What a week it’s been. Here in South Carolina, our weather has been record-setting. High winds have caused power outages in Columbia and the Midlands, and ice and snow have caused school closings in Greenville, Anderson, and throughout the Upstate. Even in the Lowcountry, Charleston is expecting temperatures as low as 18 degrees.
Severe winter weather raises all kinds of issues, not the least of which is what to make for dinner. Bad roads may require that we cook out of our pantries, and low temperatures fuel our desire for something warm and comforting. Luckily, CompuScripts Court Reporters has a recipe that meets both of those requirements. It’s a dish that our president, Debbie Dusseljee, has been preparing for years and serves with baby peas that are quickly cooked directly from the freezer. After demanding days of writing realtime and delivering expedited transcripts, it’s a favorite because this meal can be on the table in less than ten minutes. It can also be doubled or tripled, depending on your number of guests — or level of hunger!
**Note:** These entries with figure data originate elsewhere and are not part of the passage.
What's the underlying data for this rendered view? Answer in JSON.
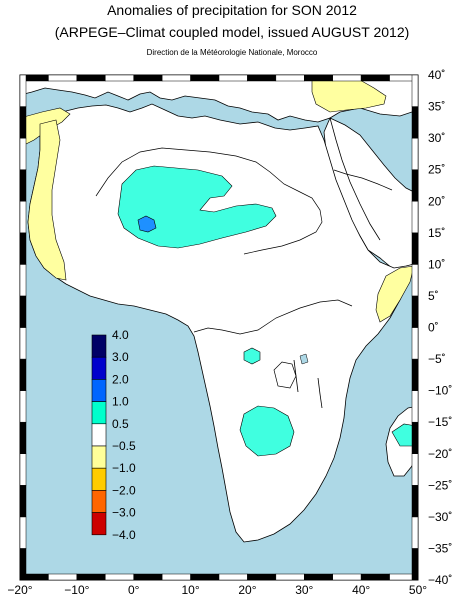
{
  "title": "Anomalies of precipitation for SON 2012",
  "subtitle": "(ARPEGE–Climat coupled model, issued AUGUST 2012)",
  "credit": "Direction de la Météorologie Nationale, Morocco",
  "axes": {
    "x_ticks": [
      "−20°",
      "−10°",
      "0°",
      "10°",
      "20°",
      "30°",
      "40°",
      "50°"
    ],
    "y_ticks": [
      "40˚",
      "35˚",
      "30˚",
      "25˚",
      "20˚",
      "15˚",
      "10˚",
      "5˚",
      "0˚",
      "−5˚",
      "−10˚",
      "−15˚",
      "−20˚",
      "−25˚",
      "−30˚",
      "−35˚",
      "−40˚"
    ],
    "lon_range": [
      -20,
      50
    ],
    "lat_range": [
      -40,
      40
    ]
  },
  "legend": {
    "labels": [
      "4.0",
      "3.0",
      "2.0",
      "1.0",
      "0.5",
      "−0.5",
      "−1.0",
      "−2.0",
      "−3.0",
      "−4.0"
    ],
    "colors": [
      "#000066",
      "#0000cc",
      "#0066ff",
      "#00ffcc",
      "#ffffff",
      "#ffff99",
      "#ffcc00",
      "#ff6600",
      "#cc0000",
      "#800000"
    ]
  },
  "colors": {
    "ocean": "#add8e6",
    "land": "#ffffff",
    "wet": "#40ffe0",
    "wetter": "#1e90ff",
    "dry": "#ffffa0"
  }
}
Olive Oil and Hot Pepper Pasta
- 8 ounces dry pasta
- ¼ cup olive oil
- 1 T. minced garlic
- 1/8 t. crushed red pepper (or more, to taste)
- 1 T. chopped sundried tomatoes packed in oil (or tomato paste)
- ½ T. dried basil
- ½ T. dried parsley
- freshly grated Parmesan cheese
In a large pot of boiling salted water, cook pasta as directed. Meanwhile, in a skillet, warm olive oil over low heat and sauté garlic until translucent, about 5 minutes. Add crushed red pepper and sauté for an additional 30 seconds. Stir in sundried tomatoes, basil, and parsley and cook for 1 minute. Remove skillet from heat.
Drain the cooked pasta and toss with the olive oil and hot pepper mixture until the pasta is thoroughly coated. Top with grated cheese. Serves four as a starter or two as an entrée.
Recipe: Courtesy of Jean Henderson. Jean recommends experimenting with a small amount of crushed red pepper at first. The longer it cooks, the hotter the sauce!